Most narcotic vegetables owe their poisonous properties to a peculiar principle, probably of an alkaline nature, and slightly different in each. This discovery was made with regard to opium in 1812; and the discovery of the active principle in that drug has been followed by the detection of analogous principles in most narcotics, as well as in many narcotico-acrids.

These principles are generally crystalline, soluble in alcohol and the acids, little soluble in water, free from mineral admixture, and entirely destructible by heat. When purified with the greatest care, they still retain decided alkaline properties; but on account of their number and the low power of neutralization their alkaline nature was long denied; and they have been conventionally styled alkaloids.

In their natural state they exist in combination with various ternary acids, some of which are peculiar; and they are likewise intimately blended, or more probably united chemically, with other inert principles of the vegetable kingdom, particularly resinous and extractive matters, to which they adhere with great obstinacy.

They are all highly energetic, and generally concentrate in themselves the leading properties of the substance from which they are obtained.

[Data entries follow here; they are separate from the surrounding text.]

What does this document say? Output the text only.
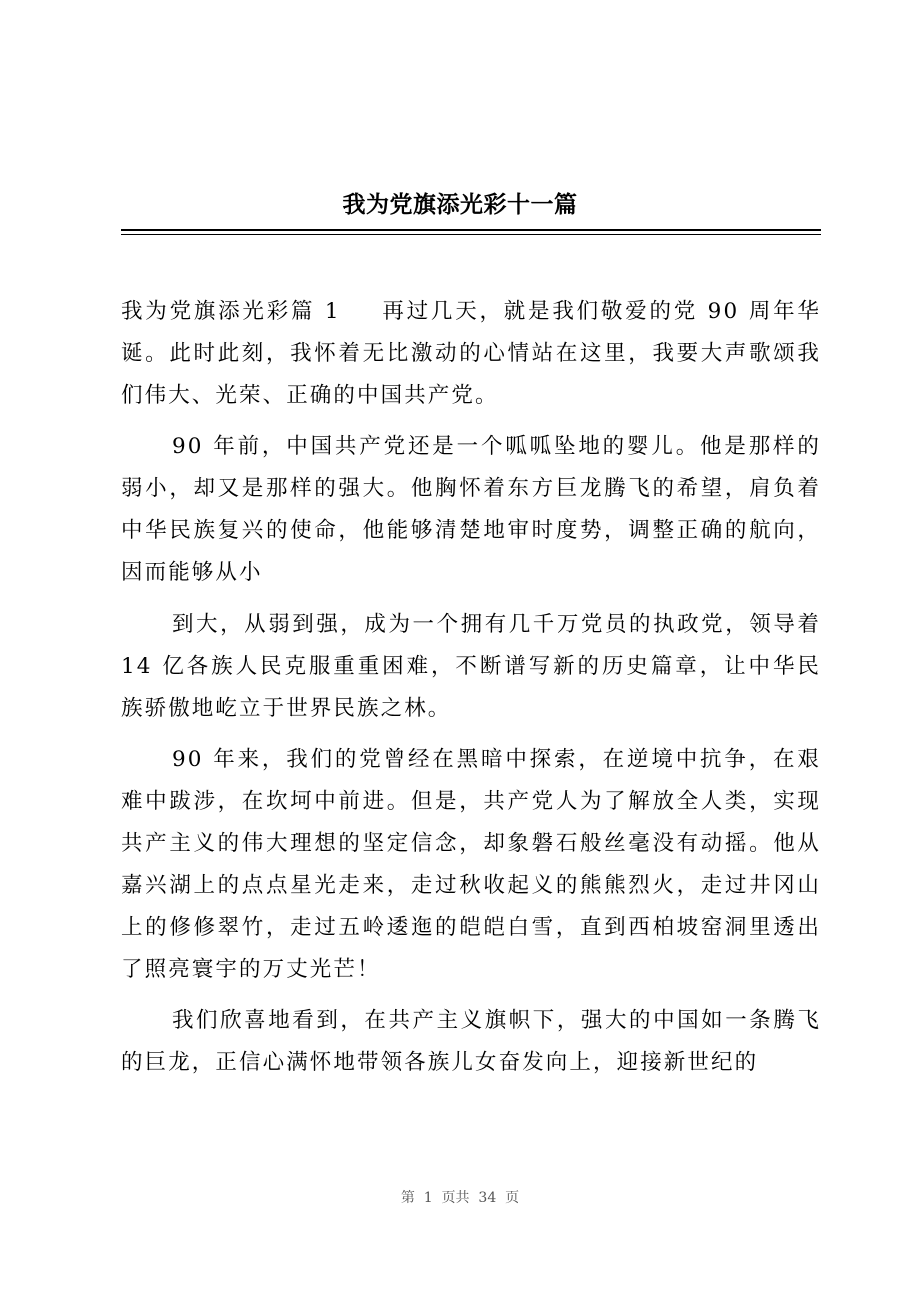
我为党旗添光彩十一篇

我为党旗添光彩篇 1 再过几天，就是我们敬爱的党 90 周年华诞。此时此刻，我怀着无比激动的心情站在这里，我要大声歌颂我们伟大、光荣、正确的中国共产党。

90 年前，中国共产党还是一个呱呱坠地的婴儿。他是那样的弱小，却又是那样的强大。他胸怀着东方巨龙腾飞的希望，肩负着中华民族复兴的使命，他能够清楚地审时度势，调整正确的航向，因而能够从小

到大，从弱到强，成为一个拥有几千万党员的执政党，领导着 14 亿各族人民克服重重困难，不断谱写新的历史篇章，让中华民族骄傲地屹立于世界民族之林。

90 年来，我们的党曾经在黑暗中探索，在逆境中抗争，在艰难中跋涉，在坎坷中前进。但是，共产党人为了解放全人类，实现共产主义的伟大理想的坚定信念，却象磐石般丝毫没有动摇。他从嘉兴湖上的点点星光走来，走过秋收起义的熊熊烈火，走过井冈山上的修修翠竹，走过五岭逶迤的皑皑白雪，直到西柏坡窑洞里透出了照亮寰宇的万丈光芒！

我们欣喜地看到，在共产主义旗帜下，强大的中国如一条腾飞的巨龙，正信心满怀地带领各族儿女奋发向上，迎接新世纪的

第  1  页共  34  页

The experiments, which have led to the conclusion, that the narcotic poisons act on the brain by entering the blood-vessels, have been repeated with their alkaloids, and have yielded similar results. But the alkaloids are in equal quantities much more energetic than the crude poisons. Their effects indeed are truly formidable, and some well authenticated instances of their action appear hardly less marvellous than the most extravagant notions entertained in ancient times of the operation of poisons. One of them, the principle of nux vomica, which, however, does not belong to the present class, is so active that in all probability a man might be killed with the third part of a grain in less than fifteen minutes.

It is very difficult to detect some of the vegetable alkaloids; and it is fortunate, therefore, that they are rare, and not to be procured but by complex processes.

Chemical analysis does not by any means supply so good evidence of poisoning with the narcotics as it does of poisoning with the irritants. Their chemical properties are not very characteristic, and they are not well developed unless with a larger quantity of the poison than will usually be met with in medico-legal investigations. This remark, however, does not apply universally; and it is probable, that, as organic analysis goes on improving, better and more delicate processes will be discovered.

CHAPTER XXVII.
OF POISONING WITH OPIUM.

To the medical jurist opium is one of the most important of poisons; since there is hardly any other whose effects come more frequently under his cognizance. It is the poison most generally resorted to by the timid to accomplish self-destruction, for which purpose it is peculiarly well adapted on account of the gentleness of its operation. It has also been often the source of fatal accidents, which naturally arise from its extensive employment in medicine. It has likewise been long very improperly employed to create amusement. And in recent times it has been made use of to commit murder, and to induce stupor previous to the commission of robbery. Mr. Burnett, in his work on Criminal Law, has mentioned a trial for murder in 1800, in which the prisoners were accused of having committed the crime by poisoning with opium; and although a verdict of not proven was returned, there is little doubt that the deceased, an adult, was poisoned in the way supposed. A few years ago, a remarkable trial took place at Paris, where poisoning was alleged to have been effected by means of the alkaloid principle of opium; and the prisoner, a young physician of the name of Castaing, was condemned and executed.

In several parts of Britain during the last fifteen years many persons have been brought into great danger by opium having been administered as a narcotic to facilitate robbery; and some have actually been killed. In December, 1828, a conviction was obtained in the Judiciary Court of Edinburgh for this crime, in which instance the persons who had taken the opium recovered. A fatal case, which was strongly suspected to be of the same nature, was submitted to me by the sheriff of this county in 1828; but sufficient evidence could not be procured. In July, 1829, a man Stewart and his wife were condemned, and subsequently executed for the same crime, the person to whom they gave the opium having been killed by it. And about a year afterwards a similar instance occurred at Glasgow, for which a man Byers and his wife were condemned at the Autumn Circuit of 1831.